Bacterial DNA replication requires an orchestration of protein-protein and protein-DNA interactions, so as to faithfully replicate DNA prior to cell division. One protein essential to this process, the β2-sliding clamp, interacts with several proteins via a conserved binding site and mechanism. We have been probing this binding site as a target for novel antimicrobials across Gram-negative bacteria.

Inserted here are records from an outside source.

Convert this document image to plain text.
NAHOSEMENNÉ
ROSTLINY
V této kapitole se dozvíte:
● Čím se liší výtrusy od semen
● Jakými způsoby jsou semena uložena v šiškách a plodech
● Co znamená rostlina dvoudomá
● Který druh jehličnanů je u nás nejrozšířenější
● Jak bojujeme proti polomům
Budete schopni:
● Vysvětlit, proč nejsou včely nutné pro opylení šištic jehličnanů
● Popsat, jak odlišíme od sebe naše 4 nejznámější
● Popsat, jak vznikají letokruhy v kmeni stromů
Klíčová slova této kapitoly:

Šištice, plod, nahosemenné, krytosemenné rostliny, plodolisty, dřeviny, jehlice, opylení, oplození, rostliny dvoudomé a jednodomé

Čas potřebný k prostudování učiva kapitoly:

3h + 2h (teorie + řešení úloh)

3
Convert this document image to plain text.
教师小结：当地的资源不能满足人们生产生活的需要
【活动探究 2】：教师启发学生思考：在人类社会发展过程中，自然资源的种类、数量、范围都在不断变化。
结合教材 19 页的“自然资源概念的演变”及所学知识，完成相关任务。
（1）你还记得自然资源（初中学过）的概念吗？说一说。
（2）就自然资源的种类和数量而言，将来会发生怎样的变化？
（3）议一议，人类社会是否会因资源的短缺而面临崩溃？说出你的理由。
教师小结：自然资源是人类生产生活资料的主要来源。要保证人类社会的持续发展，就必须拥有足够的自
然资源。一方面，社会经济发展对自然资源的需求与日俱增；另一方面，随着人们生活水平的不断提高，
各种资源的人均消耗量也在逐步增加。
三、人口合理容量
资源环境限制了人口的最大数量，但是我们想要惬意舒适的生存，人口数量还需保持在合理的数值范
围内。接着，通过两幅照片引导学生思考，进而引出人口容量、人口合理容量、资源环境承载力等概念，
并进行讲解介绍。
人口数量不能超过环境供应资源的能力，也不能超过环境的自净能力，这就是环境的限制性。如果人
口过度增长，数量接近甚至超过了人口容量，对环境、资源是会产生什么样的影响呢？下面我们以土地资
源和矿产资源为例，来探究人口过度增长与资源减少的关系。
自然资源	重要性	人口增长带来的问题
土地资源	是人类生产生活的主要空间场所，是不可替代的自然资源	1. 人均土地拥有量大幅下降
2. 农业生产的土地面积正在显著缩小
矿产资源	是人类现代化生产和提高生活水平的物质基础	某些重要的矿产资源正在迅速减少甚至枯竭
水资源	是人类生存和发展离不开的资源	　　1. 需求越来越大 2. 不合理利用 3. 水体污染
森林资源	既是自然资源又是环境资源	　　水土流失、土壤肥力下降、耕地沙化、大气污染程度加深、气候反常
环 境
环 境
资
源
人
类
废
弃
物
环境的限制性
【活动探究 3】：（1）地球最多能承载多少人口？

Six classes of novel compounds selected via a DNA-encoded chemical screening program were found to target the E. coli β2-sliding clamp. Using a combination of X-ray crystallography, biochemical and biophysical assays, these inhibitors were shown to bind into the β2-sliding clamp binding-pocket to prevent in vitro bacterial DNA replication. Furthermore, the inhibitors had antimicrobial activity against various bacteria, and are bactericidal. Our current exploration into their mechanism of action, using single-molecule live-cell fluorescence imaging techniques, suggests the inhibitors cause the collapse of replication forks and eventual cell lysis. Interestingly, the SOS response, a mutagenic repair pathway activated upon DNA damage, is not induced by most of the compounds. Additionally, the inhibitors were ineffective against the human sliding clamp, PCNA, and some were non-toxic to human cells.
Collectively, these results suggest that targeting the bacterial DNA replication machinery is a promising strategy for the pre-clinical development of a novel antimicrobial compound.